Il sortit du palais, poursuivant par les rues et les places le fantôme de son esprit. Comme il advient toutes les fois qu’un renouvellement s’effectue dans l’intelligence, sa pensée redevenait obscure. Tout organisme embryonnaire hésite à s’affirmer. Ce soir de juin, l’ombre même était étouffante. La lourde poussière de Rome, soulevée par le vent du sud, tournoyait. Il alla s’asseoir sur la margelle de marbre de la fontaine de Trèves. Des gamins, pieds nus, y couraient. Quelque fraîcheur venait de ces eaux abondantes, qui faisaient un tumulte clair. L’ombre des palais d’alentour, brassée par les masses liquides que versent sans arrêt les vasques et les conques de bronze, y roulait en volumes pourpres. Les yeux de Pierre erraient, sans voir. Cependant, comme ils s’étaient fixés sur une écorce d’orange qui flottait, tantôt noyée dans les remous, tantôt poussée par un courant et voguant droit comme une barque, ils la suivirent jusqu’à l’autre bord, en face de lui. Une ombrelle blanche essayait de l’attirer contre la berge. Il remonta jusqu’à la main, jusqu’au bras nu. Une femme en toilette claire était penchée sur l’eau rouge. Sa grande silhouette y dansait. Il eut, il ne sut pas pourquoi, une étreinte légère au cœur. Il fit le tour de la fontaine. Près d’elle, toujours penchée, un grand chapeau de feutre clair lui dissimulant le visage, il se courba en deux sur la margelle, saisit l’écorce au vol, la lui tendit, pendant qu’elle se dressait en riant. Clotilde Esperandieu, plus belle qu’il ne l’avait jamais vue, était devant lui.

Elle ne sembla pas surprise qu’il fût là. Elle lui expliqua qu’elle était arrivée à Rome depuis quelques jours et qu’elle l’y cherchait un peu. Elle n’était pas retournée en France avec son père et sa sœur. Elle avait eu du chagrin de céder à leurs instances, se rendant compte pourtant que deux femmes suffisaient autour d’un blessé, ayant d’ailleurs besoin de bouger, de changer, de voir, d’échapper à elle-même. Elle avait suivi, depuis Lucerne, à peu près le même chemin que lui. Elle était restée quinze jours à Milan et à Florence. Une semaine plus tôt, à Assise, elle avait lu le nom de Pierre sur le registre d’un hôtel. On lui avait appris qu’il était parti pour Rome. Elle s’attendait à l’y voir.

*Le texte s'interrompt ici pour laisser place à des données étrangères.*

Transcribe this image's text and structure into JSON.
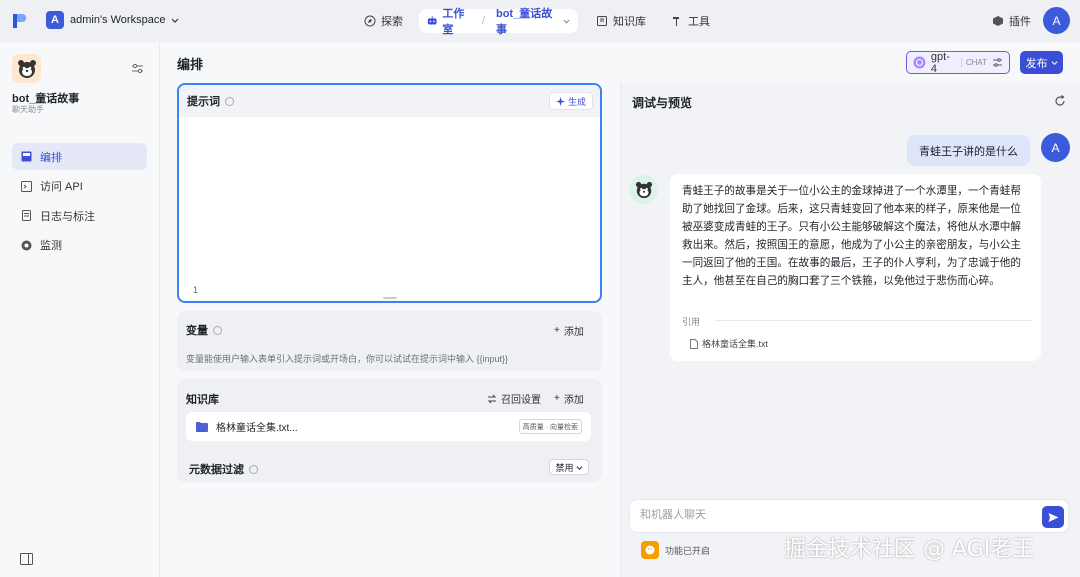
{
  "workspace": {
    "avatar": "A",
    "name": "admin's Workspace"
  },
  "nav": {
    "explore": "探索",
    "studio": "工作室",
    "bot": "bot_童话故事",
    "knowledge": "知识库",
    "tools": "工具",
    "plugins": "插件"
  },
  "user": {
    "avatar": "A"
  },
  "sidebar": {
    "bot_name": "bot_童话故事",
    "bot_desc": "聊天助手",
    "items": [
      {
        "label": "编排",
        "icon": "layout-icon",
        "active": true
      },
      {
        "label": "访问 API",
        "icon": "terminal-icon",
        "active": false
      },
      {
        "label": "日志与标注",
        "icon": "doc-icon",
        "active": false
      },
      {
        "label": "监测",
        "icon": "monitor-icon",
        "active": false
      }
    ]
  },
  "header": {
    "title": "编排",
    "model": "gpt-4",
    "model_tag": "CHAT",
    "publish": "发布"
  },
  "prompt": {
    "title": "提示词",
    "generate": "生成",
    "line": "1"
  },
  "variables": {
    "title": "变量",
    "add": "添加",
    "desc": "变量能使用户输入表单引入提示词或开场白，你可以试试在提示词中输入 {{input}}"
  },
  "knowledge": {
    "title": "知识库",
    "recall": "召回设置",
    "add": "添加",
    "item": "格林童话全集.txt...",
    "item_tag": "高质量 · 向量检索"
  },
  "metadata": {
    "title": "元数据过滤",
    "select": "禁用"
  },
  "debug": {
    "title": "调试与预览",
    "user_message": "青蛙王子讲的是什么",
    "bot_message": "青蛙王子的故事是关于一位小公主的金球掉进了一个水潭里，一个青蛙帮助了她找回了金球。后来，这只青蛙变回了他本来的样子，原来他是一位被巫婆变成青蛙的王子。只有小公主能够破解这个魔法，将他从水潭中解救出来。然后，按照国王的意愿，他成为了小公主的亲密朋友，与小公主一同返回了他的王国。在故事的最后，王子的仆人亨利，为了忠诚于他的主人，他甚至在自己的胸口套了三个铁箍，以免他过于悲伤而心碎。",
    "cite_label": "引用",
    "cite_file": "格林童话全集.txt",
    "input_placeholder": "和机器人聊天",
    "feature": "功能已开启"
  },
  "watermark": "掘金技术社区 @ AGI老王",
  "colors": {
    "accent": "#3b4fd6",
    "highlight": "#3b82f6"
  }
}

Georges ? Il avait un bras de moins. On essayait de sauver l’autre. Pour ses yeux, on ne savait pas encore. On avait été obligé de lui couper la jambe droite, que la gangrène prenait. Sa vie n’était plus en danger. Mme Chambrun, Élisabeth, étaient encore près de lui. Elles habitaient chez un paysan, dans le village voisin… Richard ? Il était toujours en mission, ses nouvelles se faisaient plus rares. Quand elle dit son nom, sa voix s’étrangla, elle eut une contraction des artères, elle pâlit.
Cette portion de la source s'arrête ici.